73392856.jpgMoins d'un mois après l'indépendance du Kosovo, la Serbie traverse une grave crise alors que le Premier ministre nationaliste Vojislav Kostunica a dissous le gouvernement, rejetant l'option pro-européenne du président Boris Tadic avant des législatives anticipées.

Reconnaissant qu'il ne pouvait plus diriger le pays avec des partenaires pro-européens après l'indépendance du Kosovo, proclamée le 17 février et rapidement reconnue par les Etats-Unis et les principaux pays de l'Union européenne (UE), M. Kostunica a dissous le gouvernement samedi.

"Le gouvernement serbe n'a plus de politique unifiée sur (...) le Kosovo. (...) C'est la fin du gouvernement", a déclaré M. Kostunica en proposant des législatives anticipées le 11 mai en même temps qu'un scrutin municipal.

M. Kostunica a convoqué pour lundi une réunion du gouvernement qui doit préparer la décision sur la dissolution du parlement et la convocation d'élections législatives anticipées.

L'indépendance du Kosovo a rendu insurmontables les divergences entre le Parti démocratique (DS) du président Tadic, dominant au sein de la coalition gouvernementale, et le Parti démocratique de Serbie (DSS) de M. Kostunica.

Le Premier ministre "n'est plus en mesure de diriger le gouvernement", et "je convoquerai des élections", a dit M. Tadic après la décision de M. Kostunica de dissoudre le gouvernement.

"Je pense que le gouvernement n'a pas de position unifiée sur l'avenir européen et économique de la Serbie et de ses citoyens", a-t-il souligné, minimisant ainsi les différences sur la question du Kosovo.

Malgré son opposition à l'indépendance kosovare, M. Tadic a continué de prôner un rapprochement avec l'UE alors que M. Kostunica l'a jugé impossible.

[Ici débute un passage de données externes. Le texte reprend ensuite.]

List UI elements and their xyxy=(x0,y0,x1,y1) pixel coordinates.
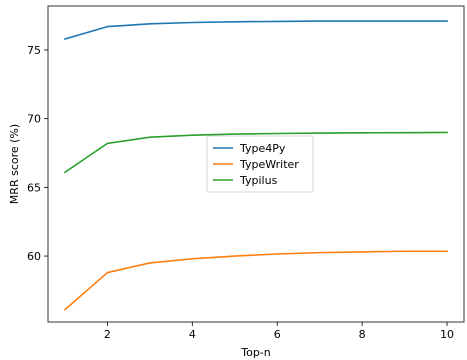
x-tick-label: 10 xyxy=(440,328,454,341)
series-line-type4py xyxy=(63,20,448,40)
plot-frame xyxy=(47,5,465,323)
y-tick-label: 70 xyxy=(27,113,41,126)
legend: Type4Py TypeWriter Typilus xyxy=(206,135,314,193)
series-line-typewriter xyxy=(63,250,448,311)
y-axis-label: MRR score (%) xyxy=(8,124,21,204)
y-tick-label: 60 xyxy=(27,250,41,263)
x-tick-label: 2 xyxy=(104,328,111,341)
y-tick-label: 75 xyxy=(27,44,41,57)
x-axis-label: Top-n xyxy=(240,346,271,359)
y-tick-label: 65 xyxy=(27,181,41,194)
x-tick-label: 4 xyxy=(189,328,196,341)
x-tick-label: 6 xyxy=(274,328,281,341)
legend-label-typilus: Typilus xyxy=(239,174,278,187)
legend-box xyxy=(206,135,314,193)
legend-label-type4py: Type4Py xyxy=(239,142,286,155)
x-axis: 2 4 6 8 10 xyxy=(104,322,454,341)
series-layer xyxy=(63,20,448,311)
series-line-typilus xyxy=(63,131,448,174)
legend-label-typewriter: TypeWriter xyxy=(239,158,299,171)
x-tick-label: 8 xyxy=(359,328,366,341)
y-axis: 60 65 70 75 xyxy=(27,44,48,263)
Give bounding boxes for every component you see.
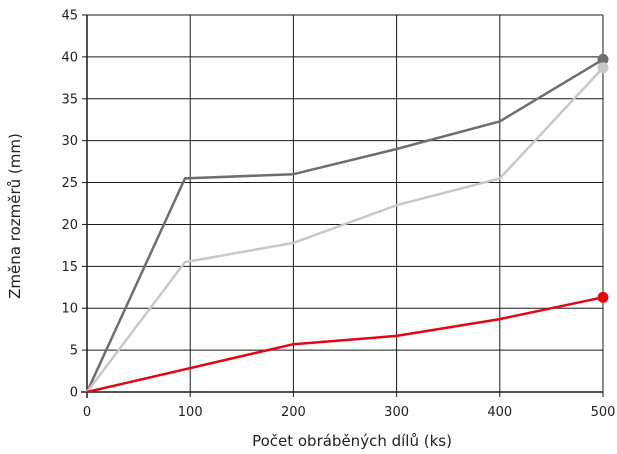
series-line-2 [86,66,604,393]
y-tick-label: 15 [61,260,78,275]
series-1-end-point [597,53,609,65]
y-tick-label: 25 [61,176,78,191]
x-tick-label: 300 [384,405,409,420]
series-group [85,53,609,394]
y-tick-label: 10 [61,302,78,317]
y-tick-label: 35 [61,92,78,107]
x-tick-label: 500 [591,405,616,420]
x-tick-label: 0 [83,405,91,420]
y-tick-label: 30 [61,134,78,149]
series-2-end-point [597,62,609,74]
series-3-end-point [597,291,609,303]
x-tick-label: 100 [178,405,203,420]
x-axis-title: Počet obráběných dílů (ks) [252,432,452,450]
axes [81,14,604,398]
tick-labels: 0 5 10 15 20 25 30 35 40 45 0 100 200 300 400 500 [61,9,615,421]
series-line-1 [85,58,604,393]
y-tick-label: 45 [61,9,78,24]
y-tick-label: 20 [61,218,78,233]
y-tick-label: 40 [61,50,78,65]
x-tick-label: 400 [487,405,512,420]
x-tick-label: 200 [281,405,306,420]
series-line-3 [86,296,604,394]
y-tick-label: 5 [70,344,78,359]
grid [87,14,604,392]
y-axis-title: Změna rozměrů (mm) [6,133,24,299]
y-tick-label: 0 [70,386,78,401]
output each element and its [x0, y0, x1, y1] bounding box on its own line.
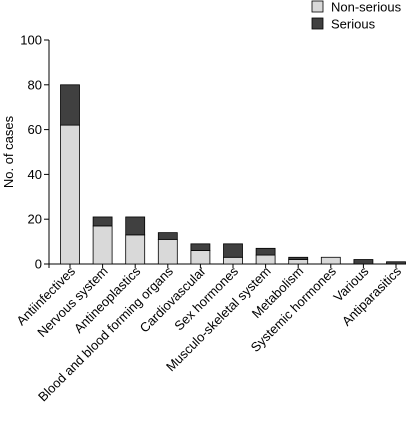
legend-swatch: [311, 17, 324, 30]
y-tick-label: 20: [28, 212, 42, 227]
bar-segment-non-serious: [255, 254, 276, 265]
y-tick-label: 100: [20, 33, 42, 48]
bar-segment-serious: [92, 216, 113, 227]
y-tick-label: 40: [28, 167, 42, 182]
legend-label: Serious: [331, 17, 376, 32]
bar-segment-serious: [125, 216, 146, 236]
y-tick-label: 80: [28, 77, 42, 92]
bar-segment-non-serious: [125, 234, 146, 265]
y-axis-label: No. of cases: [1, 115, 16, 188]
bar-segment-serious: [255, 247, 276, 256]
bar-segment-serious: [157, 232, 178, 240]
y-tick-label: 0: [35, 257, 42, 272]
bar-segment-serious: [60, 84, 80, 126]
bar-segment-non-serious: [60, 124, 80, 265]
bar-segment-non-serious: [288, 259, 309, 265]
legend-label: Non-serious: [331, 0, 402, 15]
bar-segment-serious: [353, 259, 374, 265]
bar-segment-non-serious: [190, 250, 211, 265]
bar-segment-serious: [288, 256, 309, 260]
bar-segment-serious: [386, 261, 406, 265]
bar-segment-non-serious: [92, 225, 113, 265]
bar-segment-non-serious: [320, 256, 341, 265]
bar-segment-serious: [190, 243, 211, 251]
bar-segment-non-serious: [223, 256, 243, 265]
bar-segment-non-serious: [157, 238, 178, 265]
legend: Non-serious Serious: [311, 0, 402, 32]
bars-layer: [60, 84, 406, 265]
y-tick-label: 60: [28, 122, 42, 137]
bar-segment-serious: [223, 243, 243, 258]
legend-swatch: [311, 0, 324, 13]
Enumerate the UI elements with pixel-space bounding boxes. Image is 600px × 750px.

Les divergences entre les deux camps "sont devenues à tel point considérables qu'ils ne peuvent plus travailler ensemble", estime l'analyste Dejan Vuk Stankovic.

Pour M. Kostunica, l'UE, au même titre que les Etats-Unis, a été le principal instigateur de l'indépendance du Kosovo auquel il refuse de renoncer et qu'il considère, avec ses concitoyens, comme le berceau historique de la Serbie.

Il a de plus jugé "illégale" la mission que Bruxelles s'apprête à envoyer pour prendre la relève de celle de l'ONU qui administre le Kosovo depuis la fin de la guerre de 1998-1999, appelant l'UE à y renoncer pour que Belgrade reprenne la voie européenne.

La Serbie est désormais entrée dans une période de paralysie politique, le gouvernement ne réglant que les affaires courantes dans l'attente des législatives.

Jusque là, aucun accord ne pourra donc être signé avec Bruxelles qui a pourtant récemment appelé Belgrade à réaffirmer sa volonté d'intégration européenne.

La Serbie a paraphé mais n'a pas encore signé l'Accord d'association et stabilisation, premier pas vers son adhésion à l'UE.

Aux législatives les Serbes seront de nouveau appelés à se prononcer pour ou contre l'UE même s'ils l'ont en quelque sorte déjà fait à la présidentielle de février en réélisant d'une courte tête le président Tadic face à l'ultranationaliste russophile, Tomislav Nikolic.

Depuis des années la Serbie est partagée entre pro-européens et nationalistes eurosceptiques et le prochain scrutin risque de confirmer la division du pays en deux blocs de force égale.

M. Kostunica pourrait donc de nouveau se retrouver en position d'arbitre et décider en dernier ressort de l'orientation de son pays pour les années à venir.

Sa tendance nationaliste est devenue prépondérante et une alliance avec les ultranationalistes du Parti radical de Serbie (SRS) de M. Nikolic semble désormais probable.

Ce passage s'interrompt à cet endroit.